Paraíso

Crítica de Diego Maté - Cinemarama

Segunda Guerra Mundial, Holocausto en curso, todos parecen moverse: la gente escapa, muere o persigue a otros. Las historias de tres personajes se cruzan: una mujer rusa es detenida y acusada de esconder a dos chicos judíos por un jefe de policía francés que sabe cómo sacar rédito de la ocupación alemana. La película muestra la crueldad de un mundo en descomposición en un blanco y negro discreto y con unos encuadres exquisitos: a uno le parece estar viendo una película de Haneke, tal vez una continuación de La cinta blanca. Pero algo de esa contención se disipa de a poco a medida que el relato deja espacio a los estallidos afectivos que son la marca del cine de Konchalovsky. Otro personaje, un militar alemán de origen noble, hace su entrada: el tipo es enviado a un campo de concentración a vigilar que la administración sea más o menos eficiente. Lo que sigue a partir de ahí resulta curioso: la película adopta el punto de vista de Helmut y el horror de los campos es menos un problema humanitario que de orden y gestión. Desde la mirada del protagonista, la distancia con la que la película observa a sus criaturas arrastrarse y regresar a un estado casi animal se vuelve el signo del fracaso del régimen nazi. No se trata de una cuestión de empatía con la miseria humana, sino de desesperanza ante la inviabilidad de un proyecto político y de una filosofía de vida.

Paraíso encuentra su camino por esa senda un poco retorcida: Konchalovsky no quiere hacer otra película sobre el Holocausto, sino contar el drama de un hombre que asiste al fin de un mundo. Al igual que en El círculo del poder, la historia del fanático que descubre la verdad acerca de sus líderes es acompañada por el relato de una víctima de ese poder. El personaje de Olga tiene un derrotero esperable: exiliada de Rusia a causa de los bolcheviques, encuentra en la Alemania nazi el mismo terror. Es encarcelada, vejada y aprende a sobrevivir, aunque sin perder una pequeña dosis de humanidad. Ella encarna la fábula eterna con la que el cine representa a las víctimas del nazismo.

Helmut se vuelve el benefactor de Olga y la devuelve de a poco al confort elemental de los perfumes, la ducha y el sueño.
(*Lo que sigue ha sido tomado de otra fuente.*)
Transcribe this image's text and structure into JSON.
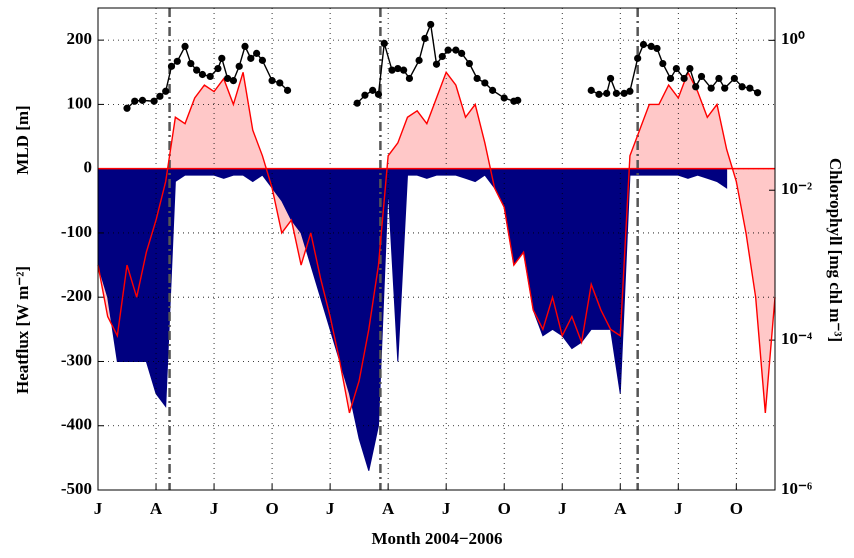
{
  "chart_data": {
    "type": "heatflux-mld-chl",
    "x_label": "Month 2004−2006",
    "y_label": "Heatflux [W m⁻²]",
    "y_label_2": "MLD [m]",
    "y2_label": "Chlorophyll [mg chl m⁻³]",
    "xlim": [
      0,
      35
    ],
    "xticks": [
      {
        "value": 0,
        "label": "J"
      },
      {
        "value": 3,
        "label": "A"
      },
      {
        "value": 6,
        "label": "J"
      },
      {
        "value": 9,
        "label": "O"
      },
      {
        "value": 12,
        "label": "J"
      },
      {
        "value": 15,
        "label": "A"
      },
      {
        "value": 18,
        "label": "J"
      },
      {
        "value": 21,
        "label": "O"
      },
      {
        "value": 24,
        "label": "J"
      },
      {
        "value": 27,
        "label": "A"
      },
      {
        "value": 30,
        "label": "J"
      },
      {
        "value": 33,
        "label": "O"
      }
    ],
    "ylim": [
      -500,
      250
    ],
    "yticks": [
      -500,
      -400,
      -300,
      -200,
      -100,
      0,
      100,
      200
    ],
    "y2lim": [
      1e-06,
      2.7
    ],
    "y2_log": true,
    "y2ticks": [
      {
        "value": 1,
        "label": "10⁰"
      },
      {
        "value": 0.01,
        "label": "10⁻²"
      },
      {
        "value": 0.0001,
        "label": "10⁻⁴"
      },
      {
        "value": 1e-06,
        "label": "10⁻⁶"
      }
    ],
    "grid": true,
    "event_lines": [
      3.7,
      14.6,
      27.9
    ],
    "x": [
      0,
      0.5,
      1,
      1.5,
      2,
      2.5,
      3,
      3.5,
      4,
      4.5,
      5,
      5.5,
      6,
      6.5,
      7,
      7.5,
      8,
      8.5,
      9,
      9.5,
      10,
      10.5,
      11,
      11.5,
      12,
      12.5,
      13,
      13.5,
      14,
      14.5,
      15,
      15.5,
      16,
      16.5,
      17,
      17.5,
      18,
      18.5,
      19,
      19.5,
      20,
      20.5,
      21,
      21.5,
      22,
      22.5,
      23,
      23.5,
      24,
      24.5,
      25,
      25.5,
      26,
      26.5,
      27,
      27.5,
      28,
      28.5,
      29,
      29.5,
      30,
      30.5,
      31,
      31.5,
      32,
      32.5,
      33,
      33.5,
      34,
      34.5,
      35
    ],
    "series": [
      {
        "name": "Heatflux",
        "color": "#ff0000",
        "fill": "#ffc8c8",
        "values": [
          -150,
          -230,
          -260,
          -150,
          -200,
          -130,
          -80,
          -20,
          80,
          70,
          110,
          130,
          120,
          140,
          100,
          150,
          60,
          20,
          -30,
          -100,
          -80,
          -150,
          -100,
          -170,
          -230,
          -300,
          -380,
          -330,
          -250,
          -150,
          20,
          40,
          80,
          90,
          70,
          110,
          150,
          130,
          80,
          100,
          40,
          -30,
          -60,
          -150,
          -130,
          -220,
          -250,
          -200,
          -260,
          -230,
          -270,
          -180,
          -220,
          -250,
          -260,
          20,
          60,
          100,
          100,
          130,
          110,
          150,
          120,
          80,
          100,
          30,
          -20,
          -100,
          -200,
          -380,
          -200
        ]
      },
      {
        "name": "MLD",
        "color": "#000080",
        "values": [
          -150,
          -200,
          -300,
          -300,
          -300,
          -300,
          -350,
          -370,
          -20,
          -10,
          -10,
          -10,
          -10,
          -15,
          -10,
          -10,
          -20,
          -10,
          -30,
          -50,
          -80,
          -100,
          -150,
          -200,
          -250,
          -300,
          -350,
          -420,
          -470,
          -400,
          -30,
          -300,
          -10,
          -10,
          -15,
          -10,
          -10,
          -10,
          -15,
          -20,
          -10,
          -30,
          -60,
          -150,
          -130,
          -220,
          -260,
          -250,
          -260,
          -280,
          -270,
          -250,
          -250,
          -250,
          -350,
          -10,
          -10,
          -10,
          -10,
          -10,
          -10,
          -15,
          -10,
          -15,
          -20,
          -30,
          null,
          null,
          null,
          null,
          null
        ]
      },
      {
        "name": "Chlorophyll",
        "color": "#000000",
        "axis": "y2",
        "x": [
          1.5,
          1.9,
          2.3,
          2.9,
          3.2,
          3.5,
          3.8,
          4.1,
          4.5,
          4.8,
          5.1,
          5.4,
          5.8,
          6.2,
          6.4,
          6.7,
          7.0,
          7.3,
          7.6,
          7.9,
          8.2,
          8.5,
          9.0,
          9.4,
          9.8,
          11,
          13.4,
          13.8,
          14.2,
          14.5,
          14.8,
          15.2,
          15.5,
          15.8,
          16.1,
          16.6,
          16.9,
          17.2,
          17.5,
          17.8,
          18.1,
          18.5,
          18.8,
          19.2,
          19.6,
          20.0,
          20.4,
          21.0,
          21.5,
          21.7,
          23.5,
          25.5,
          25.9,
          26.3,
          26.5,
          26.8,
          27.2,
          27.5,
          27.9,
          28.2,
          28.6,
          28.9,
          29.2,
          29.6,
          29.9,
          30.3,
          30.6,
          30.9,
          31.2,
          31.7,
          32.1,
          32.4,
          32.9,
          33.3,
          33.7,
          34.1
        ],
        "values": [
          0.124,
          0.154,
          0.158,
          0.154,
          0.179,
          0.209,
          0.45,
          0.525,
          0.83,
          0.49,
          0.4,
          0.35,
          0.33,
          0.42,
          0.575,
          0.31,
          0.29,
          0.45,
          0.83,
          0.575,
          0.67,
          0.54,
          0.29,
          0.27,
          0.215,
          null,
          0.145,
          0.185,
          0.215,
          0.19,
          0.91,
          0.4,
          0.42,
          0.4,
          0.31,
          0.54,
          1.06,
          1.63,
          0.48,
          0.61,
          0.74,
          0.74,
          0.67,
          0.49,
          0.31,
          0.27,
          0.215,
          0.17,
          0.154,
          0.158,
          null,
          0.215,
          0.19,
          0.196,
          0.31,
          0.196,
          0.196,
          0.209,
          0.575,
          0.88,
          0.83,
          0.78,
          0.49,
          0.31,
          0.42,
          0.31,
          0.42,
          0.24,
          0.33,
          0.23,
          0.31,
          0.23,
          0.31,
          0.24,
          0.23,
          0.2
        ]
      }
    ]
  }
}
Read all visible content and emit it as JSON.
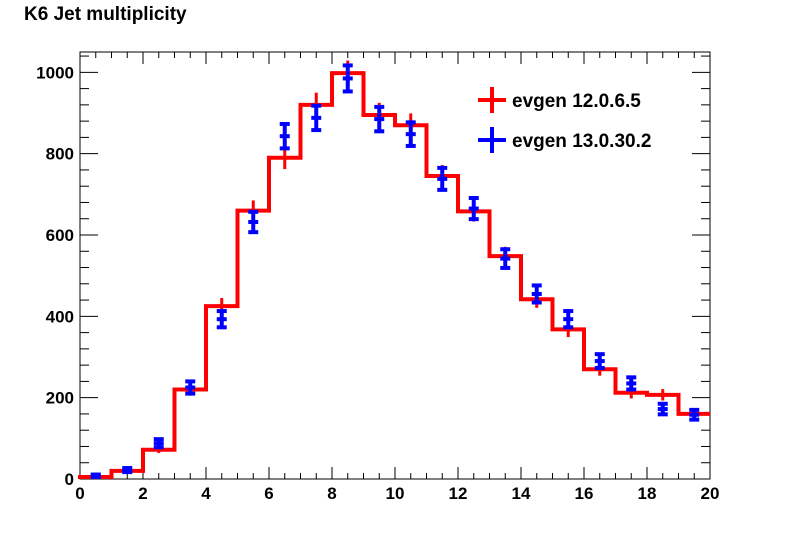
{
  "chart_data": {
    "type": "line",
    "title": "K6 Jet multiplicity",
    "xlabel": "",
    "ylabel": "",
    "xlim": [
      0,
      20
    ],
    "ylim": [
      0,
      1050
    ],
    "x_ticks": [
      0,
      2,
      4,
      6,
      8,
      10,
      12,
      14,
      16,
      18,
      20
    ],
    "y_ticks": [
      0,
      200,
      400,
      600,
      800,
      1000
    ],
    "legend_position": "top-right",
    "grid": false,
    "bin_edges": [
      0,
      1,
      2,
      3,
      4,
      5,
      6,
      7,
      8,
      9,
      10,
      11,
      12,
      13,
      14,
      15,
      16,
      17,
      18,
      19,
      20
    ],
    "series": [
      {
        "name": "evgen 12.0.6.5",
        "color": "#ff0000",
        "style": "histogram-step",
        "values": [
          5,
          20,
          72,
          220,
          425,
          660,
          790,
          920,
          998,
          895,
          870,
          745,
          658,
          548,
          442,
          368,
          270,
          212,
          207,
          160
        ],
        "errors": [
          2,
          4,
          8,
          15,
          20,
          25,
          28,
          30,
          31,
          30,
          29,
          27,
          25,
          23,
          21,
          19,
          16,
          14,
          14,
          12
        ]
      },
      {
        "name": "evgen 13.0.30.2",
        "color": "#0000ff",
        "style": "points-errorbars",
        "values": [
          8,
          22,
          88,
          225,
          393,
          632,
          843,
          888,
          985,
          885,
          848,
          738,
          665,
          542,
          455,
          393,
          290,
          235,
          172,
          158
        ],
        "errors": [
          3,
          5,
          10,
          15,
          20,
          25,
          30,
          30,
          32,
          30,
          29,
          27,
          26,
          23,
          21,
          20,
          17,
          15,
          13,
          12
        ]
      }
    ]
  }
}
En algún momento de ese trayecto, Konchalovsky, director desparejo, pero también imprevisible y, por eso mismo, un poco sorprendente, vuelve sobre un motivo de su cine: el de los seres consumidos por pasiones que los desbordan. Cuando Helmut decide salvar a Olga y le comunica la noticia, a ella le agarra una crisis de nervios y empieza a acariciarlo, abrazarlo, besarlo, se tira al piso, le dice que es alguien divino, elogia la causa nazi; en esto no hay cálculo o estrategia, se trata solo de una reacción incontrolable ante la promesa de una vida normal lejos de las atrocidades del campo. Después, Olga vuelve a su barraca con las demás prisioneras a esperar el aviso del escape, pero allí encuentra que la kapo, que resiente su ascenso, descarga contra ella su furia quitándole el cuidado de dos chicos y obliga a otras mujeres a sujetarla y hacerle comer a la fuerza un mejunje que pasa por comida. En esa escena, Konchalovsky borra el mapa moral que suele organizar las películas sobre el nazismo: no hay víctimas abnegadas y militares viciosos, sino seres reducidos a un primitivismo brutal que reaccionan movidos por pulsiones. El tono general de contención trasluce de tanto en tanto un sustrato de emociones y deseos que anula la repartición esperada entre héroes y villanos.

El final, sin embargo, parece demandar alguna suerte de armonía narrativa, y el relato cede ante un acto de sacrificio predecible. Paraíso sería bastante más impresionante si al director no se le hubiera ocurrido la idea del dispositivo del confesionario, rareza que genera algún interés, pero que encauza narrativamente el desborde pasional de los personajes y atenta contra la visceralidad de la película.